While Clowney’s work ethic hasn’t always carried a sparkling reputation he’s never had issues with being out of shape (and to be fair, as John McClain mentions in the segment above, Clowney’s effort questions have always been related to practice, not games). Denver’s thin air will be tough on all 48 Titans who suit up Monday night, but there is no reason to think Clowney will struggle with it more than his other 47 teammates.
Obviously, I can’t tell you what Mike Vrabel has in mind for Clowney in Week 1 — and he won’t tell you either — but I think the team’s first (unofficial) depth chart gives a hint.
I think it’s fair to expect to see Clowney on the field right away when the Titans defense trots out for their first snap. And I also think it’s fair to expect to see him play a significant role throughout the game. He’s probably not going to get an 80 or 90 percent snap share — as was common for him in 2017 when Mike Vrabel was running Houston’s defense — but could he see a 50 to 60 percent type of workload? Sure, I think that’s reasonable.
How the Titans distribute those snaps will be interesting as well.

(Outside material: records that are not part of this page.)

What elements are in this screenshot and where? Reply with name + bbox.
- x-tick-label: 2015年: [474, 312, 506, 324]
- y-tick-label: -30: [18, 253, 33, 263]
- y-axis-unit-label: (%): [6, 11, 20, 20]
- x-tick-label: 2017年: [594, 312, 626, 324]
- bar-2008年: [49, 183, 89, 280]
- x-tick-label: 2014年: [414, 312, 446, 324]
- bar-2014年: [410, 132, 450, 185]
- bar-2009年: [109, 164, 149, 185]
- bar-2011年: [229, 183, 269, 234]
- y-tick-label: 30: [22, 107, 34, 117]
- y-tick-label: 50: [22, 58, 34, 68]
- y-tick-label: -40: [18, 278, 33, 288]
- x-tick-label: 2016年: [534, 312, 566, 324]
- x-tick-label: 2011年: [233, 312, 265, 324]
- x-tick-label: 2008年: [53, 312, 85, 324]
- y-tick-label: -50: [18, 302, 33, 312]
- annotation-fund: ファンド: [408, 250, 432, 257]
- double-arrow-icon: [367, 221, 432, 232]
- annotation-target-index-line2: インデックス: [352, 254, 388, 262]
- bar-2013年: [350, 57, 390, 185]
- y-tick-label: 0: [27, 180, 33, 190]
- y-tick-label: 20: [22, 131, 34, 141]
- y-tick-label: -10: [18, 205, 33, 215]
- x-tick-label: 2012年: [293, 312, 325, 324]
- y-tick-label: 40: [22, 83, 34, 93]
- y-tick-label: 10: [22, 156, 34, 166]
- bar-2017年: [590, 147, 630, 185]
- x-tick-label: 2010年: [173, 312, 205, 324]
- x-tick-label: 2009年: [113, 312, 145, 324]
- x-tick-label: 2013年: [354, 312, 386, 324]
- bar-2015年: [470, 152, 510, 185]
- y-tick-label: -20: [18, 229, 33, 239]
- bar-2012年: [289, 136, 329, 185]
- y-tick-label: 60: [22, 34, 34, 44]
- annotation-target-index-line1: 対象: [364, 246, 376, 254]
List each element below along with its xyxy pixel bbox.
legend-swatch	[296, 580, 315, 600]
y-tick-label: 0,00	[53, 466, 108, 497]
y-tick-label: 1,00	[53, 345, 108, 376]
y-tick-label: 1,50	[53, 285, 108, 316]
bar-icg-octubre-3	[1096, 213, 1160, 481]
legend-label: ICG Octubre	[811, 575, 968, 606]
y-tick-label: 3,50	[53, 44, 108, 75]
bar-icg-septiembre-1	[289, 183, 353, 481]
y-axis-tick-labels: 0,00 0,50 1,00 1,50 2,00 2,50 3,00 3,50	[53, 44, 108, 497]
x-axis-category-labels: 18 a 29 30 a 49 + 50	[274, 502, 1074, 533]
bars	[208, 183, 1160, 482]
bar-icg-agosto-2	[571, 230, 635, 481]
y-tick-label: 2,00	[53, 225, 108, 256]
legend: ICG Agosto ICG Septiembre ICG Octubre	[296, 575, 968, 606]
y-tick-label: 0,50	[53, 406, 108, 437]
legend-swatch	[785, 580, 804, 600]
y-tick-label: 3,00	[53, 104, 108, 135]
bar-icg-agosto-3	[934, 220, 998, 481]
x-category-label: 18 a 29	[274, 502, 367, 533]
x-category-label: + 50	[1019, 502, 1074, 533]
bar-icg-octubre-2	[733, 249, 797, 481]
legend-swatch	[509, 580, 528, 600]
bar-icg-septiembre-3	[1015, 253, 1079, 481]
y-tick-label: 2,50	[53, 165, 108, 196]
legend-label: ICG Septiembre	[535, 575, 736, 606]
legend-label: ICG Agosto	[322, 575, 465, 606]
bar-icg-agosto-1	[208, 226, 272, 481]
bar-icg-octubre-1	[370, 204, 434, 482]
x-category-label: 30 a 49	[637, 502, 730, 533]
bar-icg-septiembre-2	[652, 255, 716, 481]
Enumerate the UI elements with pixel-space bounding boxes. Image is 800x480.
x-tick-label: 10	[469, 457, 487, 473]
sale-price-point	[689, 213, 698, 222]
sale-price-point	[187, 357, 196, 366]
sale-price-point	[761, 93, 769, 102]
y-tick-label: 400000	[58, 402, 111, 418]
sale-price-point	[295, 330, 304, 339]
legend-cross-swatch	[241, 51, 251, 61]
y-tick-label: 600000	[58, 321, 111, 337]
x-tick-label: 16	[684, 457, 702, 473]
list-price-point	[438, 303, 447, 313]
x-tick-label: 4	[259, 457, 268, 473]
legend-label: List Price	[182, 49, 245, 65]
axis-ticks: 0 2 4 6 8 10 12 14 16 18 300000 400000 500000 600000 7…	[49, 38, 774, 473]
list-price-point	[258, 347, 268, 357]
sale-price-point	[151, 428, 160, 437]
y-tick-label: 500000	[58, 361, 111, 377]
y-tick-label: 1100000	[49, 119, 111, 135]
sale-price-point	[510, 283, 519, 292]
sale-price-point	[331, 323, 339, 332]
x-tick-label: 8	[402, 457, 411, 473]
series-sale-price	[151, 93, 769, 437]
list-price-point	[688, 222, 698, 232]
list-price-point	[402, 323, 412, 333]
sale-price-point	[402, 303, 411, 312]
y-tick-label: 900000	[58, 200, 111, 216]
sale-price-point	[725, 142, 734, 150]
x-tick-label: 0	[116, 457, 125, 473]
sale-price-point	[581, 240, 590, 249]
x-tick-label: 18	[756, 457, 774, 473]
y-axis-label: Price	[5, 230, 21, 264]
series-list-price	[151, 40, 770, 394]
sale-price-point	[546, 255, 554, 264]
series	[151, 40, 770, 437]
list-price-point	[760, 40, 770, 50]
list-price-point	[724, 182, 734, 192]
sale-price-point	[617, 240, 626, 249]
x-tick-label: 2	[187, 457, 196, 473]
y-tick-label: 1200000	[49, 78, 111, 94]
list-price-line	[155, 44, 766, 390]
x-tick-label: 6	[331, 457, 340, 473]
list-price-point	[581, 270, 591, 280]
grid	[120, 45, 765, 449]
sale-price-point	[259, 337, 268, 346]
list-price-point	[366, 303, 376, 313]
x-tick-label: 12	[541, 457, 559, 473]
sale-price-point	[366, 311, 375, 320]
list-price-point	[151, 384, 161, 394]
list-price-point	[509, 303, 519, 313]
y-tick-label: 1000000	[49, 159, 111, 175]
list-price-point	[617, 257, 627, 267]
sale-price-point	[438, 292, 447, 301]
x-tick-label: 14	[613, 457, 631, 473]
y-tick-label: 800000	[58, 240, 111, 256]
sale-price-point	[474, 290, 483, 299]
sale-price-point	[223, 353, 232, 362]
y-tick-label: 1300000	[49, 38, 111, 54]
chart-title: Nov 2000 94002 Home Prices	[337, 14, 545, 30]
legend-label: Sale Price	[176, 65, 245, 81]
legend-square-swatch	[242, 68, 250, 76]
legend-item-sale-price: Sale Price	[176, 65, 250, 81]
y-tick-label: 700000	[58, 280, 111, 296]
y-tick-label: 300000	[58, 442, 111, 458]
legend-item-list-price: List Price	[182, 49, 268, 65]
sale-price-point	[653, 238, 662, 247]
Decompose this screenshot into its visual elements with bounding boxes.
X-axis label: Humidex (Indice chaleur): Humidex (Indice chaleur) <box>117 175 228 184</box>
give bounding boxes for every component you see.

Do they stick him at outside linebacker all night or do they move him all around the formation like Vrabel did in Houston? If he is on a pitch count of sorts, do they use him as a run down destroyer — something he does better than any other edge defender in the NFL — or do they save his snaps for pass rush situations?
I think some of that could depend on how much of the Titans gameplan for Denver was already mapped out prior to his signing as well as how much versatility they can download to Clowney in a week. As for the run versus pass question… I think that could depend on the availability of Vic Beasley and Derick Roberson.

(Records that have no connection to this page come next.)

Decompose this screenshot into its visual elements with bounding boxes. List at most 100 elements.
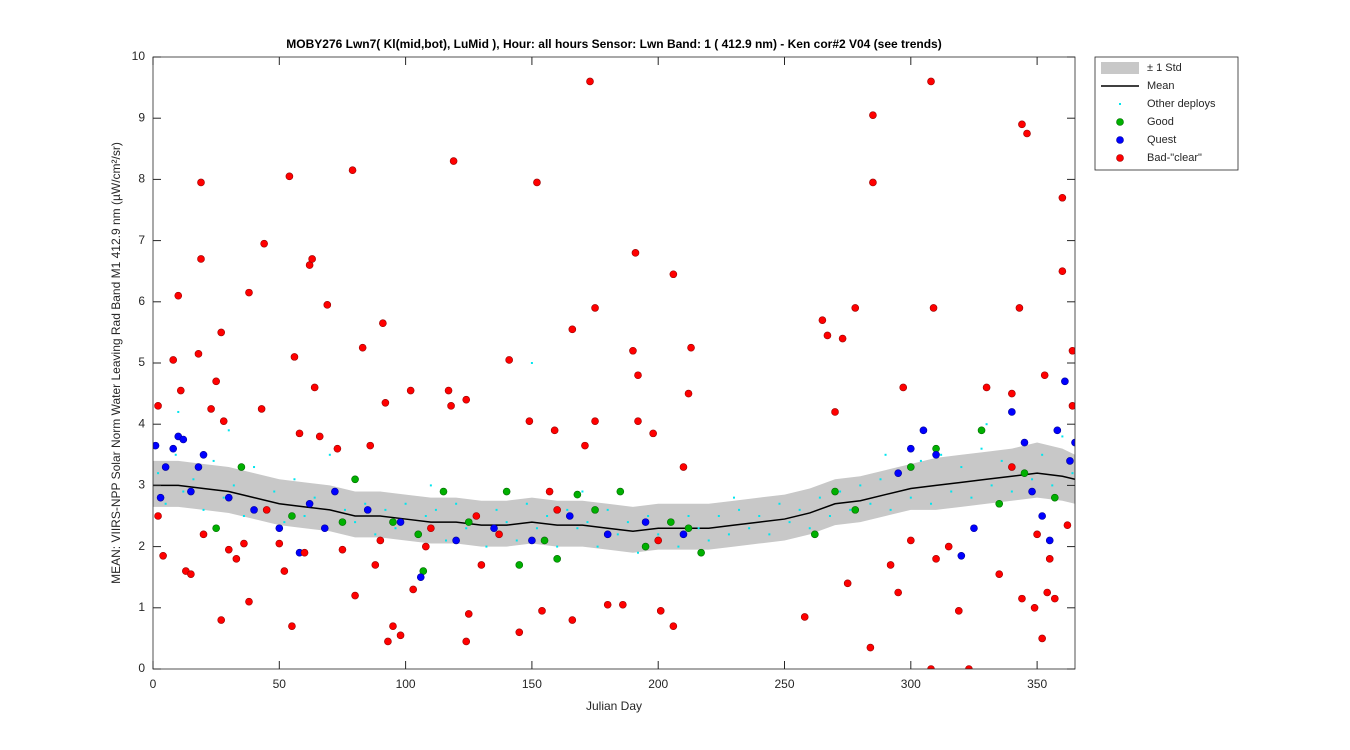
x-tick-label: 300 bbox=[901, 677, 921, 691]
other-point bbox=[985, 423, 988, 426]
data-point bbox=[452, 536, 460, 545]
other-point bbox=[919, 459, 922, 462]
other-point bbox=[242, 515, 245, 517]
data-point bbox=[197, 255, 205, 263]
data-point bbox=[464, 610, 473, 618]
data-point bbox=[212, 377, 220, 386]
legend-swatch bbox=[1116, 136, 1124, 144]
data-point bbox=[1030, 603, 1039, 612]
data-point bbox=[831, 487, 839, 496]
data-point bbox=[169, 356, 178, 364]
data-point bbox=[927, 665, 935, 669]
other-point bbox=[328, 453, 331, 456]
data-point bbox=[965, 665, 973, 669]
y-tick-label: 0 bbox=[138, 661, 145, 675]
other-point bbox=[505, 521, 508, 524]
data-point bbox=[684, 524, 693, 533]
data-point bbox=[932, 555, 940, 563]
y-tick-label: 6 bbox=[138, 294, 145, 308]
data-point bbox=[447, 402, 455, 410]
other-point bbox=[1061, 435, 1064, 438]
other-point bbox=[273, 490, 276, 493]
data-point bbox=[616, 487, 625, 496]
data-point bbox=[444, 386, 453, 395]
data-point bbox=[1058, 267, 1067, 276]
data-point bbox=[907, 444, 915, 453]
data-point bbox=[288, 622, 296, 630]
data-point bbox=[679, 463, 688, 471]
y-tick-label: 2 bbox=[138, 539, 145, 553]
other-point bbox=[253, 466, 256, 469]
data-point bbox=[414, 530, 423, 539]
data-point bbox=[197, 178, 205, 187]
data-point bbox=[553, 555, 561, 563]
data-point bbox=[333, 444, 342, 453]
data-point bbox=[1020, 469, 1029, 477]
other-point bbox=[818, 496, 821, 499]
data-point bbox=[528, 536, 536, 545]
legend-swatch bbox=[1101, 62, 1139, 74]
data-point bbox=[1050, 493, 1059, 502]
data-point bbox=[240, 539, 248, 548]
other-point bbox=[581, 490, 584, 493]
other-point bbox=[535, 527, 538, 530]
data-point bbox=[568, 325, 577, 334]
data-point bbox=[851, 506, 860, 514]
data-point bbox=[641, 518, 650, 526]
data-point bbox=[472, 512, 481, 520]
data-point bbox=[525, 417, 534, 425]
data-point bbox=[669, 270, 678, 279]
data-point bbox=[1008, 463, 1016, 471]
data-point bbox=[224, 545, 233, 554]
data-point bbox=[656, 607, 665, 615]
x-tick-label: 250 bbox=[774, 677, 794, 691]
data-point bbox=[366, 441, 375, 450]
other-point bbox=[174, 453, 177, 456]
other-point bbox=[212, 459, 215, 462]
other-point bbox=[732, 496, 735, 499]
data-point bbox=[351, 475, 359, 484]
other-point bbox=[222, 496, 225, 499]
other-point bbox=[940, 453, 943, 456]
data-point bbox=[161, 463, 170, 471]
other-point bbox=[576, 527, 579, 530]
data-point bbox=[1020, 438, 1029, 447]
data-point bbox=[348, 166, 357, 175]
data-point bbox=[389, 518, 397, 526]
other-point bbox=[364, 502, 367, 505]
other-point bbox=[748, 527, 751, 530]
data-point bbox=[866, 643, 875, 652]
other-point bbox=[687, 515, 690, 517]
data-point bbox=[1038, 634, 1046, 643]
data-point bbox=[338, 518, 347, 526]
other-point bbox=[404, 502, 407, 505]
legend: ± 1 Std Mean Other deploys Good Quest Bad-"cl… bbox=[1094, 56, 1239, 171]
x-tick-label: 100 bbox=[396, 677, 416, 691]
data-point bbox=[1045, 555, 1054, 563]
other-point bbox=[232, 484, 235, 487]
data-point bbox=[187, 487, 195, 496]
data-point bbox=[212, 524, 220, 533]
data-point bbox=[384, 637, 392, 646]
other-point bbox=[164, 502, 167, 505]
other-point bbox=[778, 502, 781, 505]
data-point bbox=[396, 518, 405, 526]
data-point bbox=[869, 111, 877, 119]
data-point bbox=[490, 524, 498, 533]
data-point bbox=[179, 435, 188, 444]
other-point bbox=[1071, 472, 1074, 475]
data-point bbox=[381, 398, 390, 407]
data-point bbox=[919, 426, 928, 435]
std-band bbox=[153, 442, 1075, 553]
other-point bbox=[657, 533, 660, 536]
other-point bbox=[455, 502, 458, 505]
data-point bbox=[300, 548, 309, 557]
y-tick-label: 1 bbox=[138, 600, 145, 614]
other-point bbox=[343, 508, 346, 511]
other-point bbox=[424, 515, 427, 517]
data-point bbox=[416, 573, 425, 582]
data-point bbox=[1061, 377, 1069, 386]
other-point bbox=[283, 521, 286, 524]
data-point bbox=[667, 518, 675, 526]
other-point bbox=[1041, 453, 1044, 456]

Beasley finally came off the reserve/Non-Football Injury list on Saturday, and in theory, should have returned to practice already (we don’t know if he has and probably won’t until Thursday’s injury report is released). Roberson — the Titans second year pass rush specialist — suffered a leg injury that initially looked serious, but turned out to be minor during camp last week. Like Beasley, we will get a better feel for his prognosis on Thursday.

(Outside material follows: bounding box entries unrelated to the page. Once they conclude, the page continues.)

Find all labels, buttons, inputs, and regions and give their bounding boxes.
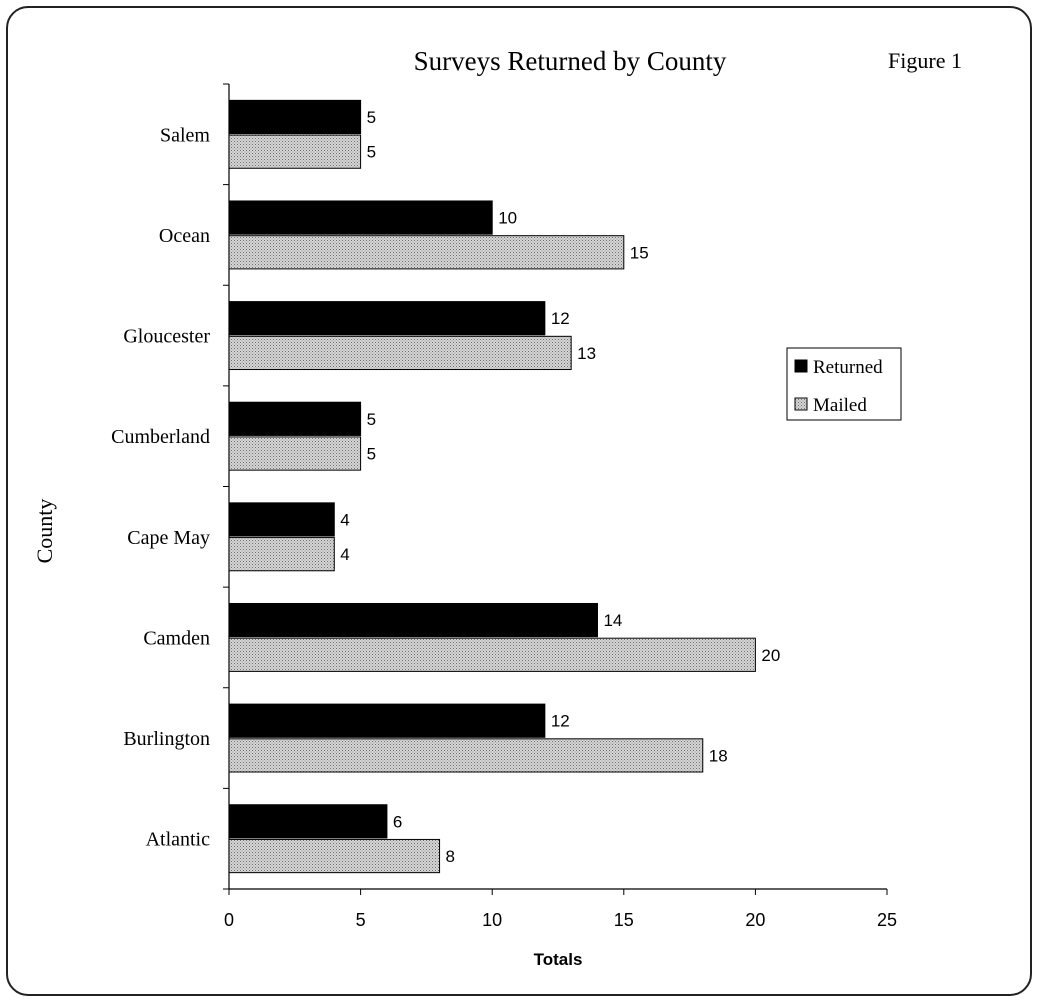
y-axis-title: County <box>32 499 57 564</box>
data-label-mailed: 8 <box>446 847 455 866</box>
bar-returned <box>228 703 546 738</box>
data-label-returned: 4 <box>340 510 349 529</box>
data-label-returned: 5 <box>367 108 376 127</box>
data-label-returned: 6 <box>393 812 402 831</box>
data-label-returned: 14 <box>603 611 622 630</box>
x-tick-label: 15 <box>614 910 634 930</box>
legend-swatch-returned <box>794 359 808 373</box>
x-tick-label: 0 <box>224 910 234 930</box>
data-label-mailed: 4 <box>340 545 349 564</box>
chart-frame <box>6 6 1032 996</box>
data-label-mailed: 18 <box>709 746 728 765</box>
bar-mailed <box>228 537 335 572</box>
bar-mailed <box>228 436 362 471</box>
bar-mailed <box>228 637 756 672</box>
figure-label: Figure 1 <box>888 48 962 73</box>
chart-title: Surveys Returned by County <box>414 46 727 76</box>
x-tick-label: 25 <box>877 910 897 930</box>
bar-returned <box>228 200 493 235</box>
legend-swatch-mailed <box>794 397 808 411</box>
bar-returned <box>228 301 546 336</box>
legend-label-returned: Returned <box>813 357 883 378</box>
y-tick-label: Gloucester <box>123 326 210 348</box>
bar-mailed <box>228 738 704 773</box>
bar-returned <box>228 602 598 638</box>
y-tick-label: Cumberland <box>111 426 210 448</box>
y-tick-label: Ocean <box>159 225 210 247</box>
data-label-mailed: 13 <box>577 344 596 363</box>
data-label-mailed: 20 <box>761 646 780 665</box>
bar-mailed <box>228 335 572 371</box>
bar-mailed <box>228 838 441 874</box>
data-label-mailed: 5 <box>367 143 376 162</box>
y-tick-label: Cape May <box>127 527 210 549</box>
bar-returned <box>228 804 388 839</box>
data-label-returned: 12 <box>551 309 570 328</box>
data-label-returned: 12 <box>551 712 570 731</box>
x-tick-label: 5 <box>356 910 366 930</box>
data-label-returned: 5 <box>367 410 376 429</box>
bar-returned <box>228 401 362 436</box>
bar-mailed <box>228 235 625 270</box>
y-tick-label: Atlantic <box>146 829 211 851</box>
legend: Returned Mailed <box>786 347 902 421</box>
plot-area: 0 5 10 15 20 25 Salem 5 5 Ocean 10 15 Gloucester 12 13… <box>111 83 897 930</box>
bar-mailed <box>228 134 362 169</box>
bar-returned <box>228 99 362 135</box>
y-tick-label: Salem <box>160 124 210 146</box>
data-label-mailed: 5 <box>367 445 376 464</box>
x-tick-label: 20 <box>745 910 765 930</box>
data-label-returned: 10 <box>498 209 517 228</box>
x-tick-label: 10 <box>482 910 502 930</box>
data-label-mailed: 15 <box>630 243 649 262</box>
y-tick-label: Burlington <box>123 728 210 750</box>
legend-label-mailed: Mailed <box>813 395 867 416</box>
y-tick-label: Camden <box>143 627 210 649</box>
bar-returned <box>228 502 335 537</box>
x-axis-title: Totals <box>534 950 583 969</box>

My guess today is that at least one of those two end up playing in Denver and I’d give Beasley slightly better odds than Roberson. Obviously, if neither could go — leaving the Titans with just Harold Landry, Kamalei Correa, and Clowney available — the pressure on Clowney to play a heavy snap count at outside linebacker would be significantly increased. If Beasley does play, it frees up Vrabel to get a little more creative with Clowney’s usage and I would expect to see our first few glimpses of a Clowney-Landry-Beasley-Jeffery Simmons front on pass rush downs that could be one of the most formidable in the NFL this year.
Titans fans are fired up to see their new “gamewrecker” — as Kevin Byard called him earlier this week — in action and I don’t think they’re going to be disappointed Monday night.